Il a en outre relevé au visa de l'article 789 6° du code de procédure civile que la nouvelle saisine du juge de la mise en état au cours de la même instance en exécution du jugement avant dire droit du 30 mars 2021, n'emportait pas recevabilité des fins de non recevoir soulevées par la Macif lesquelles étaient révélées bien avant le premier dessaisissement du juge de la mise en état.
Le juge de la mise en état a également rappelé, conformément aux dispositions des articles 480 et suivants du code de procédure civile, que le jugement avant dire droit du 30 mars 2021 n'était pas mixte dès lors que seul son dispositif a autorité de chose jugée et que celui ci se limitait à ordonner avant dire droit une expertise et à allouer des sommes provisionnelles.
Par ailleurs, estimant en application de l'article 789 3° du code de procédure civile que la Macif s'oblige de plein droit sur le fondement de la loi du 5 juillet 1985, le juge de la mise en état a fait droit à la demande de provision formulée par M. [C].

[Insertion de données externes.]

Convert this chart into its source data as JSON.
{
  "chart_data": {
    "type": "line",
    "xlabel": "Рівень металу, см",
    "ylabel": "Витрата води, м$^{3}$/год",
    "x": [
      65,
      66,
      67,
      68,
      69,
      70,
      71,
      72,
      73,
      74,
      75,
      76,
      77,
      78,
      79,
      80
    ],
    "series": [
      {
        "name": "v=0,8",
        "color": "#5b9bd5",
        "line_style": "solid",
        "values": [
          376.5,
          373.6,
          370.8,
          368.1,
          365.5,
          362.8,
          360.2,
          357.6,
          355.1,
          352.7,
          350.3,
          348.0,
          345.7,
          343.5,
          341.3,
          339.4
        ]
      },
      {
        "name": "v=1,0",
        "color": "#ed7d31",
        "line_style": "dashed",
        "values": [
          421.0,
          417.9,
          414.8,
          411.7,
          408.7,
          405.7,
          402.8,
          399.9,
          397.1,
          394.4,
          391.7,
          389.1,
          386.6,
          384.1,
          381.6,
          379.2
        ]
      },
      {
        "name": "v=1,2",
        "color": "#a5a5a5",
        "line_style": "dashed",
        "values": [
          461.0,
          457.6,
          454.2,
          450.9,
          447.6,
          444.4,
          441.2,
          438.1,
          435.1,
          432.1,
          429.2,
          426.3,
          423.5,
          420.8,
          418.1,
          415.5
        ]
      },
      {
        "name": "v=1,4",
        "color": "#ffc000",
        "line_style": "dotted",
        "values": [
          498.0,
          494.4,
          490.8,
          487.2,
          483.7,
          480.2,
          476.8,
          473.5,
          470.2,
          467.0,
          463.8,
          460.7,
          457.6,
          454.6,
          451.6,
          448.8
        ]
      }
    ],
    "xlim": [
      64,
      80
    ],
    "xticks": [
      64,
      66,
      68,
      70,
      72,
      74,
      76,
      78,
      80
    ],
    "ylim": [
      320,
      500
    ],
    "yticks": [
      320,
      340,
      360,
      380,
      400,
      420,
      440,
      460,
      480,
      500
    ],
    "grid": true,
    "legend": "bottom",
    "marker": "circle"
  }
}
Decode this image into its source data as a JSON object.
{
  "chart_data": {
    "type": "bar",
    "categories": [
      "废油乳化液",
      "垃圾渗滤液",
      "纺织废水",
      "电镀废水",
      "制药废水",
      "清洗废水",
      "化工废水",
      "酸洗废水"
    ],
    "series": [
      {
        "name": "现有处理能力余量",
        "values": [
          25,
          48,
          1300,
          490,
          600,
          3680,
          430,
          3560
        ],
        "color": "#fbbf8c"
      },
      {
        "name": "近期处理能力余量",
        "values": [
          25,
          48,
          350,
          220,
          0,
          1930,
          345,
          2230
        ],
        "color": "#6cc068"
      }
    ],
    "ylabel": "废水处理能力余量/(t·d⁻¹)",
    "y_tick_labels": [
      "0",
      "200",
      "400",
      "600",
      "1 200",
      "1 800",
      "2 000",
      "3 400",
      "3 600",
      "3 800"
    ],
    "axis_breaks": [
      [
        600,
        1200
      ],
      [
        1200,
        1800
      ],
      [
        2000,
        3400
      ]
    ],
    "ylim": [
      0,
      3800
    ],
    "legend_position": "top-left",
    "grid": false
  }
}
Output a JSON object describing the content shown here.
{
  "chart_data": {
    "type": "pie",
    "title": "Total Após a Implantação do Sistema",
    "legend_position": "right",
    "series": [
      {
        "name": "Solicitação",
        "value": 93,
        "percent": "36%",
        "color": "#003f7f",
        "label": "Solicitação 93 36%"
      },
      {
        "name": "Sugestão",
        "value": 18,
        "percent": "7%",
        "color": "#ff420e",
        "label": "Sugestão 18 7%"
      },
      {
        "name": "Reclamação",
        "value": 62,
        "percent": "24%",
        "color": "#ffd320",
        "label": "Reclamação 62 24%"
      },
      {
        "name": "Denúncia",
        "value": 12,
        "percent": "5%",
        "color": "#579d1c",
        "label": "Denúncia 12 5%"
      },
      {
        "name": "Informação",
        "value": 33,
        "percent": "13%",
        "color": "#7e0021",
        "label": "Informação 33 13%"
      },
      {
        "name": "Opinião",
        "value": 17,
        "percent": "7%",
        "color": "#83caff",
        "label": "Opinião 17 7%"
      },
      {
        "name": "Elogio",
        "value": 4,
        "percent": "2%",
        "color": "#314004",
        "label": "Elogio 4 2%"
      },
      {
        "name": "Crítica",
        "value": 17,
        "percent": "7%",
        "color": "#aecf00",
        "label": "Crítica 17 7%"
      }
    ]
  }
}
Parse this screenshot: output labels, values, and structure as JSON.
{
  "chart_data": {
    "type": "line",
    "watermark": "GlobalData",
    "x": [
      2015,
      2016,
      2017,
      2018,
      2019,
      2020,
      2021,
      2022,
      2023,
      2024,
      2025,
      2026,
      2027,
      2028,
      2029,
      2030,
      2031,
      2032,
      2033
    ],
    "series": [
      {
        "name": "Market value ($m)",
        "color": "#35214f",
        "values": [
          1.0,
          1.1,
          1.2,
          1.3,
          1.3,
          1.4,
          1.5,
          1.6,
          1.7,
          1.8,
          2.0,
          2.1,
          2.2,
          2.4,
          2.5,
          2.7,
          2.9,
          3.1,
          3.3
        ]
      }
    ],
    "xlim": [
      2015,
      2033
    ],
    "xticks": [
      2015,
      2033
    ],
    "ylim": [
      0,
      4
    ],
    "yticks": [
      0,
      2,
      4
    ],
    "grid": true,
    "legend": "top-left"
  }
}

Enfin, le juge a rejeté la demande de l'Agent judiciaire de l'Etat visant à voir juger que toute provision versée à M. [C] soit imputée uniquement sur les postes de préjudices non susceptibles d'un recours de l'Etat tiers payeur au motif que la fixation de l'assiette du recours de l'Etat tiers payeur relevait de la compétence exclusive du juge du fond.
Par déclaration du 2 novembre 2022, la Macif a interjeté appel de cette décision.
Par avis de fixation à bref délai du 5 décembre 2022, l'affaire a été fixée à l'audience du 4 avril 2023.
EXPOSE DES PRETENTIONS ET DES MOYENS
Par conclusions notifiées par voie électronique le 6 décembre 2022, la Macif demande à la cour de :
- juger qu'elle est recevable et bien fondée en sa voie de recours,
- confirmer l'ordonnance du juge de la mise en état déférée en ce qu'il a :
déclaré être incompétent pour statuer sur la demande de l'Agent judiciaire de l'Etat tendant à l'imputation exclusive de la provision versée à M. [R] [C] sur les postes de préjudices non susceptibles d'un recours de l'Etat tiers payeur ;
débouté l'Agent judiciaire de l'Etat de sa demande au titre de l'article 700 du code de procédure civile ;
- l'infirmer pour surplus,
Statuant à nouveau,
- juger ses demandes recevables,
- juger irrecevable comme prescrite la demande de M. [C] au titre de l'aide à la parentalité,
- juger irrecevable comme prescrites les demandes des victimes indirectes au titre des préjudices d'affection et d'accompagnement subis antérieurement à l'aggravation du 8 novembre 2011,
- juger irrecevables comme se heurtant à l'autorité de la chose jugée les demandes de M. [C] au titre de l'aide humaine avant consolidation, de l'aide humaine après consolidation et des frais de véhicule adapté,
- juger que la provision supplémentaire accordée à M. [C] est excessive et la limiter à la somme de 100 000 euros,
- condamner M. [C] à lui restituer le trop-perçu qui lui a été réglé au titre de l'exécution provisoire de l'ordonnance déférée,
- condamner in solidum les parties intimées à lui payer la somme de 1 500 euros sur le fondement de l'article 700 du code de procédure civile.
La Macif fait valoir que les fins de non-recevoir soulevées devant le juge de la mise en état sont recevables puisque le jugement du 30 mars 2021 n'ayant pas statué sur le fond, le juge de la mise en état reste saisi en application de l'article 483 du code de procédure civile et est seul compétent pour statuer sur les fins de non-recevoir, conformément aux dispositions de l'article 789 6° du code de procédure civile.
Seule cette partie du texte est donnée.